This lively article deals with the creation of datasets for testing as standalone projects separate from their underlying applications. The starting assumption is simple: as live data is generally not suitable for demos due to privacy concerns, the first solution that comes to mind seems just as simple. It consists of preloading applications with manually generated sample data and then letting salespeople run those applications during their presentations, following some predefined script.
In such a context, sample dataset creation is not some one-time activity, but one that must be repeated over time. This means requirements for sample datasets become as stringent as those for any other dataset or code. Sample data must adapt to newer data, different database schemas, added program features, and many similar other constraints. As such, sample dataset creation becomes a creative collaboration that includes marketing, creating scripts, and information and communications technology (ICT), creating the matching datasets.

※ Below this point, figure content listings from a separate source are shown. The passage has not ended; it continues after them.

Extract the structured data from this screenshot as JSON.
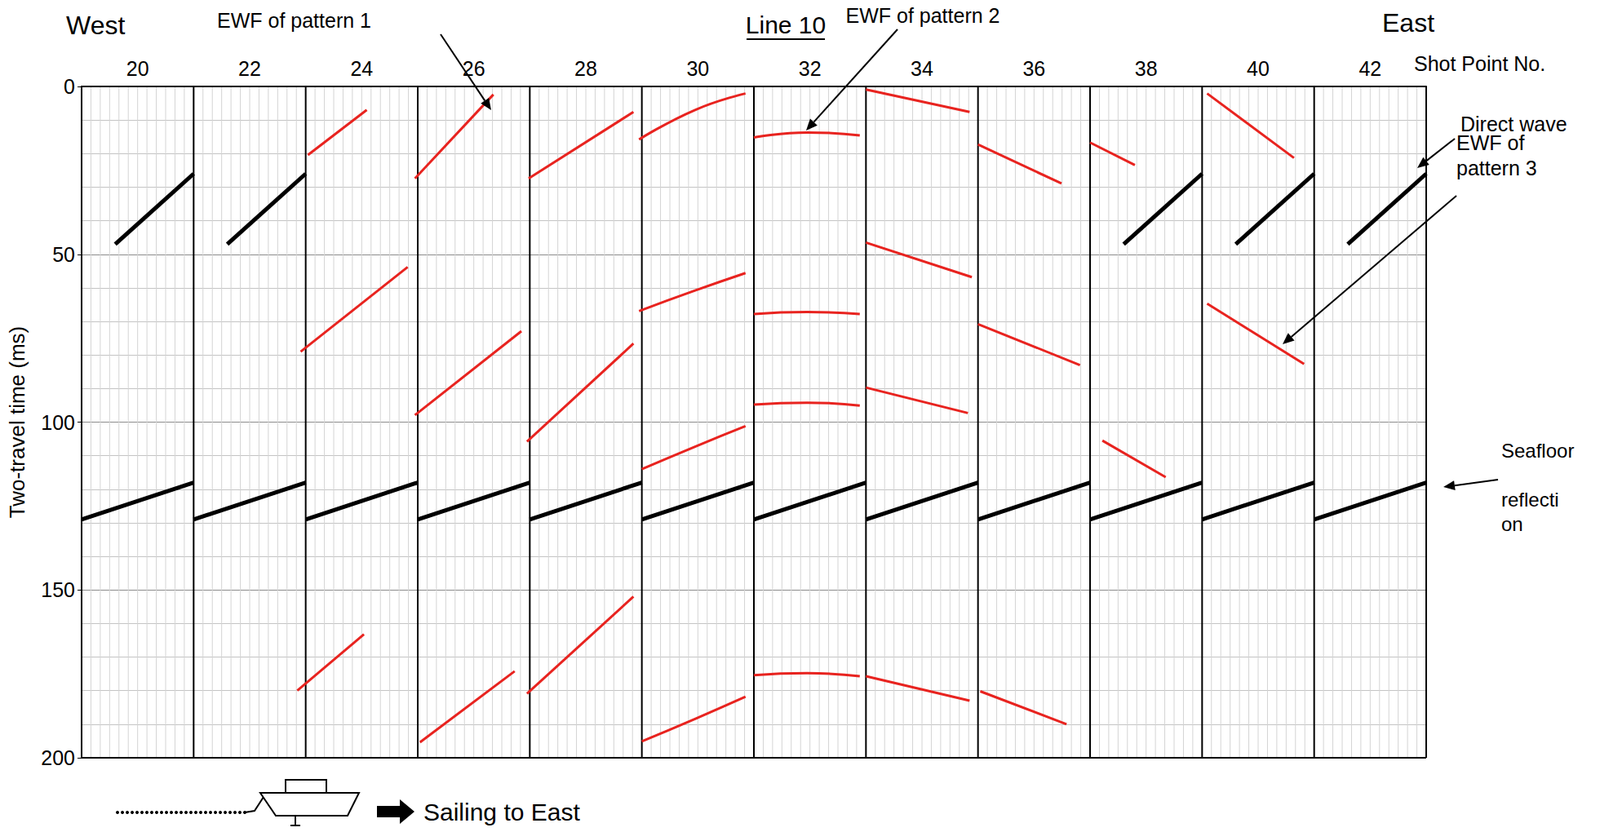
{
  "chart_data": {
    "type": "line",
    "title": "Line 10",
    "x_label": "Shot Point No.",
    "y_label": "Two-travel time (ms)",
    "west_label": "West",
    "east_label": "East",
    "annotation": "Sailing to East",
    "xlim": [
      19,
      43
    ],
    "xticks": [
      20,
      22,
      24,
      26,
      28,
      30,
      32,
      34,
      36,
      38,
      40,
      42
    ],
    "ylim": [
      0,
      200
    ],
    "yticks": [
      0,
      50,
      100,
      150,
      200
    ],
    "grid": true,
    "series": [
      {
        "name": "EWF of pattern 1",
        "color": "#e8231f",
        "line_style": "solid",
        "values": [
          [
            [
              23.04,
              20.4
            ],
            [
              24.09,
              7.0
            ]
          ],
          [
            [
              24.95,
              27.4
            ],
            [
              26.35,
              2.4
            ]
          ],
          [
            [
              26.98,
              27.4
            ],
            [
              28.85,
              7.6
            ]
          ],
          [
            [
              22.91,
              79.0
            ],
            [
              24.82,
              53.8
            ]
          ],
          [
            [
              24.95,
              97.9
            ],
            [
              26.85,
              72.9
            ]
          ],
          [
            [
              26.95,
              105.8
            ],
            [
              28.85,
              76.6
            ]
          ],
          [
            [
              22.85,
              180.0
            ],
            [
              24.04,
              163.2
            ]
          ],
          [
            [
              25.04,
              195.4
            ],
            [
              26.73,
              174.2
            ]
          ],
          [
            [
              26.95,
              180.9
            ],
            [
              28.85,
              152.0
            ]
          ]
        ]
      },
      {
        "name": "EWF of pattern 2",
        "color": "#e8231f",
        "line_style": "solid",
        "values": [
          [
            [
              28.95,
              15.8
            ],
            [
              29.95,
              7.0
            ],
            [
              30.85,
              2.1
            ]
          ],
          [
            [
              31.0,
              15.2
            ],
            [
              31.95,
              13.7
            ],
            [
              32.89,
              14.6
            ]
          ],
          [
            [
              28.95,
              66.9
            ],
            [
              29.95,
              60.8
            ],
            [
              30.85,
              55.6
            ]
          ],
          [
            [
              31.0,
              67.8
            ],
            [
              31.95,
              67.2
            ],
            [
              32.89,
              67.8
            ]
          ],
          [
            [
              29.0,
              114.0
            ],
            [
              29.95,
              107.3
            ],
            [
              30.85,
              101.2
            ]
          ],
          [
            [
              31.0,
              94.8
            ],
            [
              31.95,
              94.2
            ],
            [
              32.89,
              95.1
            ]
          ],
          [
            [
              29.0,
              195.1
            ],
            [
              29.95,
              188.4
            ],
            [
              30.85,
              181.8
            ]
          ],
          [
            [
              31.0,
              175.4
            ],
            [
              31.95,
              174.8
            ],
            [
              32.89,
              175.7
            ]
          ]
        ]
      },
      {
        "name": "EWF of pattern 3",
        "color": "#e8231f",
        "line_style": "solid",
        "values": [
          [
            [
              33.0,
              0.9
            ],
            [
              34.85,
              7.6
            ]
          ],
          [
            [
              33.0,
              46.5
            ],
            [
              34.89,
              56.8
            ]
          ],
          [
            [
              33.0,
              89.7
            ],
            [
              34.82,
              97.3
            ]
          ],
          [
            [
              33.0,
              175.7
            ],
            [
              34.85,
              183.0
            ]
          ],
          [
            [
              35.0,
              17.3
            ],
            [
              36.49,
              28.9
            ]
          ],
          [
            [
              35.0,
              70.8
            ],
            [
              36.82,
              83.0
            ]
          ],
          [
            [
              35.04,
              180.2
            ],
            [
              36.58,
              190.0
            ]
          ],
          [
            [
              37.0,
              16.7
            ],
            [
              37.8,
              23.4
            ]
          ],
          [
            [
              37.22,
              105.5
            ],
            [
              38.35,
              116.4
            ]
          ],
          [
            [
              39.09,
              2.1
            ],
            [
              40.64,
              21.3
            ]
          ],
          [
            [
              39.09,
              64.7
            ],
            [
              40.82,
              82.7
            ]
          ]
        ]
      },
      {
        "name": "Direct wave",
        "color": "#000000",
        "line_style": "bold",
        "values": [
          [
            [
              19.6,
              47
            ],
            [
              21,
              26
            ]
          ],
          [
            [
              21.6,
              47
            ],
            [
              23,
              26
            ]
          ],
          [
            [
              37.6,
              47
            ],
            [
              39,
              26
            ]
          ],
          [
            [
              39.6,
              47
            ],
            [
              41,
              26
            ]
          ],
          [
            [
              41.6,
              47
            ],
            [
              43,
              26
            ]
          ]
        ]
      },
      {
        "name": "Seafloor reflection",
        "color": "#000000",
        "line_style": "bold",
        "values": [
          [
            [
              19,
              129
            ],
            [
              21,
              118
            ]
          ],
          [
            [
              21,
              129
            ],
            [
              23,
              118
            ]
          ],
          [
            [
              23,
              129
            ],
            [
              25,
              118
            ]
          ],
          [
            [
              25,
              129
            ],
            [
              27,
              118
            ]
          ],
          [
            [
              27,
              129
            ],
            [
              29,
              118
            ]
          ],
          [
            [
              29,
              129
            ],
            [
              31,
              118
            ]
          ],
          [
            [
              31,
              129
            ],
            [
              33,
              118
            ]
          ],
          [
            [
              33,
              129
            ],
            [
              35,
              118
            ]
          ],
          [
            [
              35,
              129
            ],
            [
              37,
              118
            ]
          ],
          [
            [
              37,
              129
            ],
            [
              39,
              118
            ]
          ],
          [
            [
              39,
              129
            ],
            [
              41,
              118
            ]
          ],
          [
            [
              41,
              129
            ],
            [
              43,
              118
            ]
          ]
        ]
      }
    ]
  }
}
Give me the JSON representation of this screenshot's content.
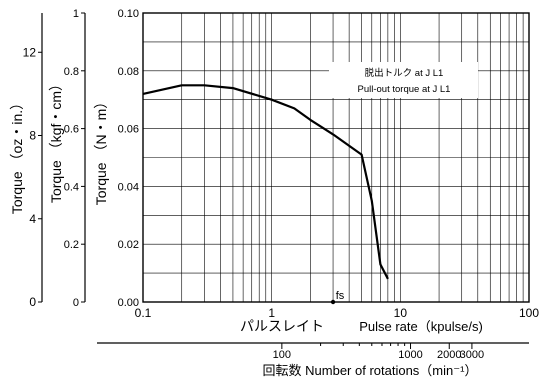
{
  "chart_data": {
    "type": "line",
    "title": "",
    "x_axis": {
      "scale": "log",
      "range": [
        0.1,
        100
      ],
      "tick_labels": [
        "0.1",
        "1",
        "10",
        "100"
      ],
      "label_jp": "パルスレイト",
      "label_en": "Pulse rate（kpulse/s)",
      "marker": "fs"
    },
    "x2_axis": {
      "scale": "log",
      "tick_labels": [
        "100",
        "1000",
        "2000",
        "3000"
      ],
      "label": "回転数 Number of rotations（min⁻¹）"
    },
    "y_axis_nm": {
      "label": "Torque （N・m）",
      "range": [
        0,
        0.1
      ],
      "tick_labels": [
        "0.00",
        "0.02",
        "0.04",
        "0.06",
        "0.08",
        "0.10"
      ]
    },
    "y_axis_kgf": {
      "label": "Torque （kgf・cm）",
      "range": [
        0,
        1
      ],
      "tick_labels": [
        "0",
        "0.2",
        "0.4",
        "0.6",
        "0.8",
        "1"
      ]
    },
    "y_axis_ozin": {
      "label": "Torque （oz・in.）",
      "tick_labels": [
        "0",
        "4",
        "8",
        "12"
      ]
    },
    "legend": [
      "脱出トルク at J L1",
      "Pull-out torque at J L1"
    ],
    "series": [
      {
        "x": [
          0.1,
          0.2,
          0.3,
          0.5,
          1.0,
          1.5,
          2.0,
          3.0,
          5.0,
          6.0,
          7.0,
          8.0
        ],
        "y": [
          0.072,
          0.075,
          0.075,
          0.074,
          0.07,
          0.067,
          0.063,
          0.058,
          0.051,
          0.035,
          0.013,
          0.008
        ]
      }
    ]
  }
}
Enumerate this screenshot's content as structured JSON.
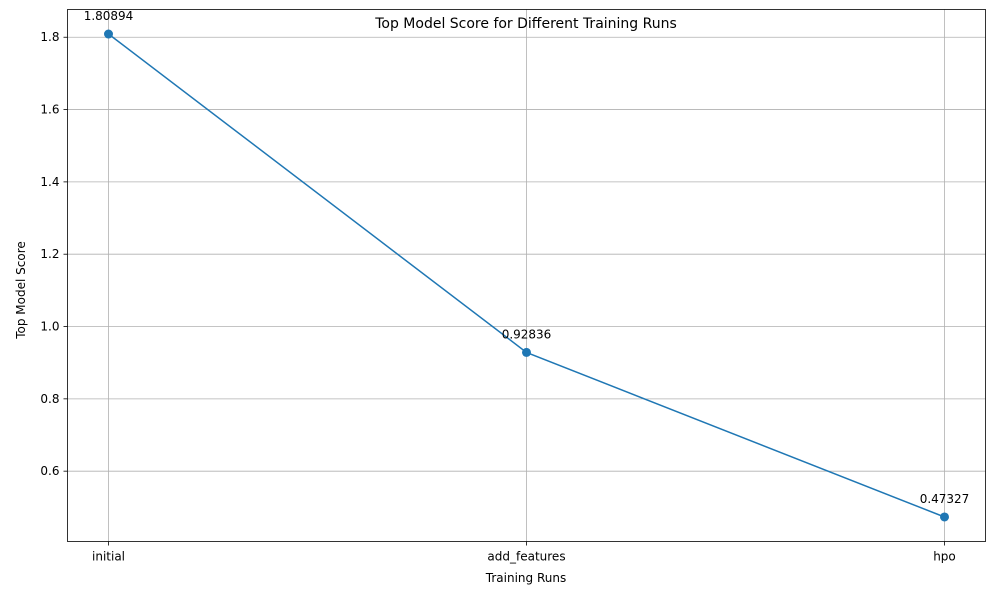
{
  "chart_data": {
    "type": "line",
    "title": "Top Model Score for Different Training Runs",
    "xlabel": "Training Runs",
    "ylabel": "Top Model Score",
    "categories": [
      "initial",
      "add_features",
      "hpo"
    ],
    "series": [
      {
        "values": [
          1.80894,
          0.92836,
          0.47327
        ],
        "color": "#1f77b4",
        "marker": "circle"
      }
    ],
    "data_labels": [
      "1.80894",
      "0.92836",
      "0.47327"
    ],
    "y_ticks": [
      0.6,
      0.8,
      1.0,
      1.2,
      1.4,
      1.6,
      1.8
    ],
    "y_tick_labels": [
      "0.6",
      "0.8",
      "1.0",
      "1.2",
      "1.4",
      "1.6",
      "1.8"
    ],
    "ylim": [
      0.40549,
      1.87672
    ],
    "grid": true,
    "legend": "none"
  }
}
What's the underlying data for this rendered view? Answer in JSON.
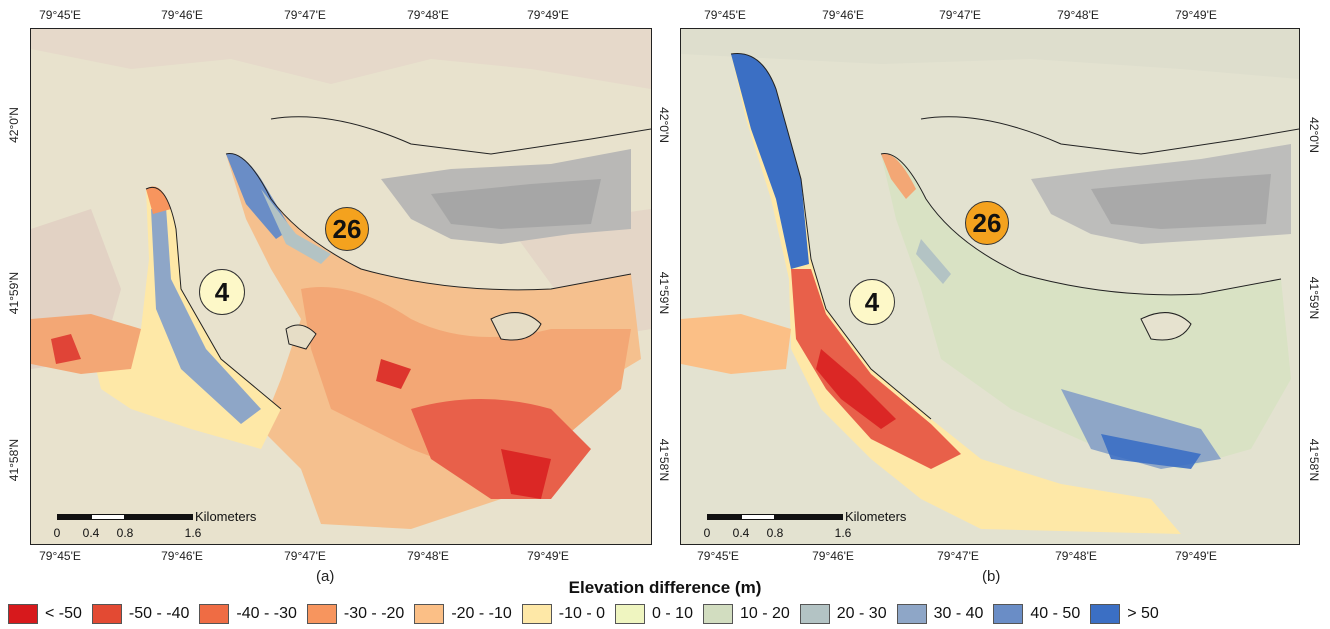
{
  "panels": [
    {
      "id": "a",
      "sublabel": "(a)",
      "top_ticks": [
        "79°45'E",
        "79°46'E",
        "79°47'E",
        "79°48'E",
        "79°49'E"
      ],
      "bottom_ticks": [
        "79°45'E",
        "79°46'E",
        "79°47'E",
        "79°48'E",
        "79°49'E"
      ],
      "left_ticks": [
        "42°0'N",
        "41°59'N",
        "41°58'N"
      ],
      "right_ticks": [
        "42°0'N",
        "41°59'N",
        "41°58'N"
      ],
      "glacier_labels": [
        "4",
        "26"
      ],
      "scalebar": {
        "units": "Kilometers",
        "labels": [
          "0",
          "0.4",
          "0.8",
          "1.6"
        ]
      }
    },
    {
      "id": "b",
      "sublabel": "(b)",
      "top_ticks": [
        "79°45'E",
        "79°46'E",
        "79°47'E",
        "79°48'E",
        "79°49'E"
      ],
      "bottom_ticks": [
        "79°45'E",
        "79°46'E",
        "79°47'E",
        "79°48'E",
        "79°49'E"
      ],
      "left_ticks": [],
      "right_ticks": [
        "42°0'N",
        "41°59'N",
        "41°58'N"
      ],
      "glacier_labels": [
        "4",
        "26"
      ],
      "scalebar": {
        "units": "Kilometers",
        "labels": [
          "0",
          "0.4",
          "0.8",
          "1.6"
        ]
      }
    }
  ],
  "legend": {
    "title": "Elevation difference (m)",
    "classes": [
      {
        "label": "< -50",
        "color": "#d7191c"
      },
      {
        "label": "-50 - -40",
        "color": "#e34a33"
      },
      {
        "label": "-40 - -30",
        "color": "#ef6c44"
      },
      {
        "label": "-30 - -20",
        "color": "#f7955e"
      },
      {
        "label": "-20 - -10",
        "color": "#fbbf86"
      },
      {
        "label": "-10 - 0",
        "color": "#fee8a7"
      },
      {
        "label": "0 - 10",
        "color": "#eff5c0"
      },
      {
        "label": "10 - 20",
        "color": "#d2ddc0"
      },
      {
        "label": "20 - 30",
        "color": "#b3c3c4"
      },
      {
        "label": "30 - 40",
        "color": "#8ea6c7"
      },
      {
        "label": "40 - 50",
        "color": "#6a8dc6"
      },
      {
        "label": "> 50",
        "color": "#3b6fc4"
      }
    ]
  }
}
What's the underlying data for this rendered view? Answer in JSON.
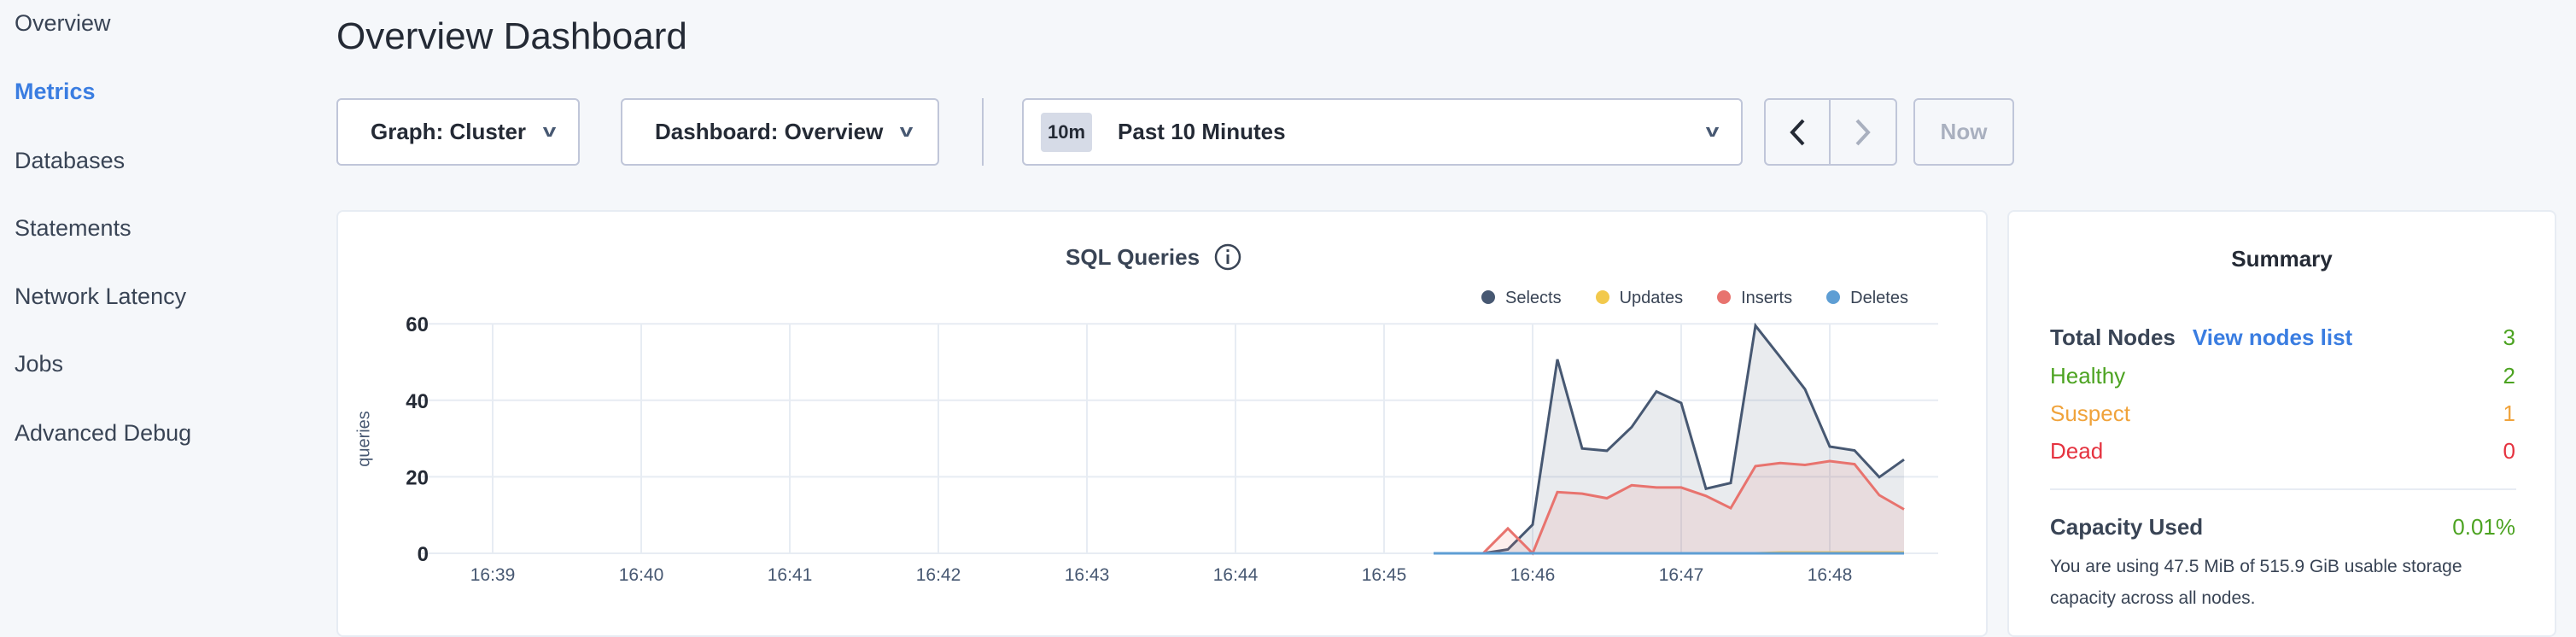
{
  "sidebar": {
    "items": [
      {
        "label": "Overview"
      },
      {
        "label": "Metrics",
        "active": true
      },
      {
        "label": "Databases"
      },
      {
        "label": "Statements"
      },
      {
        "label": "Network Latency"
      },
      {
        "label": "Jobs"
      },
      {
        "label": "Advanced Debug"
      }
    ]
  },
  "header": {
    "title": "Overview Dashboard"
  },
  "toolbar": {
    "graph_label": "Graph: Cluster",
    "dashboard_label": "Dashboard: Overview",
    "time_badge": "10m",
    "time_label": "Past 10 Minutes",
    "now_label": "Now",
    "prev_icon": "chevron-left-icon",
    "next_icon": "chevron-right-icon"
  },
  "chart_data": {
    "type": "area",
    "title": "SQL Queries",
    "ylabel": "queries",
    "ylim": [
      0,
      60
    ],
    "yticks": [
      "0",
      "20",
      "40",
      "60"
    ],
    "xticks": [
      "16:39",
      "16:40",
      "16:41",
      "16:42",
      "16:43",
      "16:44",
      "16:45",
      "16:46",
      "16:47",
      "16:48"
    ],
    "grid": true,
    "legend_position": "top-right",
    "x": [
      "16:45:20",
      "16:45:30",
      "16:45:40",
      "16:45:50",
      "16:46:00",
      "16:46:10",
      "16:46:20",
      "16:46:30",
      "16:46:40",
      "16:46:50",
      "16:47:00",
      "16:47:10",
      "16:47:20",
      "16:47:30",
      "16:47:40",
      "16:47:50",
      "16:48:00",
      "16:48:10",
      "16:48:20",
      "16:48:30"
    ],
    "series": [
      {
        "name": "Selects",
        "color": "#475872",
        "values": [
          0,
          0,
          0,
          1,
          7.5,
          50.7,
          27.4,
          26.8,
          33,
          42.3,
          39.3,
          16.9,
          18.4,
          59.5,
          51.3,
          42.9,
          27.9,
          26.9,
          19.9,
          24.5
        ]
      },
      {
        "name": "Updates",
        "color": "#f2c94c",
        "values": [
          0,
          0,
          0,
          0,
          0,
          0,
          0,
          0,
          0,
          0,
          0,
          0,
          0,
          0,
          0.2,
          0.2,
          0.2,
          0.2,
          0.2,
          0.2
        ]
      },
      {
        "name": "Inserts",
        "color": "#e8736e",
        "values": [
          0,
          0,
          0,
          6.5,
          0,
          16,
          15.6,
          14.4,
          17.8,
          17.2,
          17.2,
          15,
          11.8,
          22.8,
          23.6,
          23.1,
          24.1,
          23.3,
          15.2,
          11.5
        ]
      },
      {
        "name": "Deletes",
        "color": "#5e9ed4",
        "values": [
          0,
          0,
          0,
          0,
          0,
          0,
          0,
          0,
          0,
          0,
          0,
          0,
          0,
          0,
          0,
          0,
          0,
          0,
          0,
          0
        ]
      }
    ]
  },
  "summary": {
    "title": "Summary",
    "total_label": "Total Nodes",
    "view_link": "View nodes list",
    "total": "3",
    "healthy_label": "Healthy",
    "healthy": "2",
    "suspect_label": "Suspect",
    "suspect": "1",
    "dead_label": "Dead",
    "dead": "0",
    "capacity_label": "Capacity Used",
    "capacity": "0.01%",
    "capacity_text": "You are using 47.5 MiB of 515.9 GiB usable storage capacity across all nodes.",
    "colors": {
      "healthy": "#4ca321",
      "suspect": "#f0a33b",
      "dead": "#e5323f",
      "link": "#3a7de1"
    }
  }
}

Here, the author goes a step further. He explains how to generate sample datasets as if they were a function library of some programming language of choice. Such a library would be able to import data from different sources, filter them, and then automatically create fictitious data according to requirements.
At first, the creation of a function library of this sort certainly requires more time than just getting some data hastily together; but this is time repaid later, with interest, when the need for a different dataset arises. Following this approach, the new dataset need not be created again from scratch, but automatically, just by modifying requirements and constraints within the library functions. Another advantage of this method is that appropriate datasets can be created by anybody, even salespeople (wink), not just programmers. Moreover, such datasets reveal their usefulness not only during sales demos, but also during software development. In this case, sample data just becomes part of the release cycle.
Languages to create such datasets include R, Python, and Perl. Environments include Git or any other version control system. Together these languages and environments are often part of modern continuous integration/continuous delivery (CI/CD) systems.
All this is told in a very enjoyable style, making the whole article not only useful but also entertaining.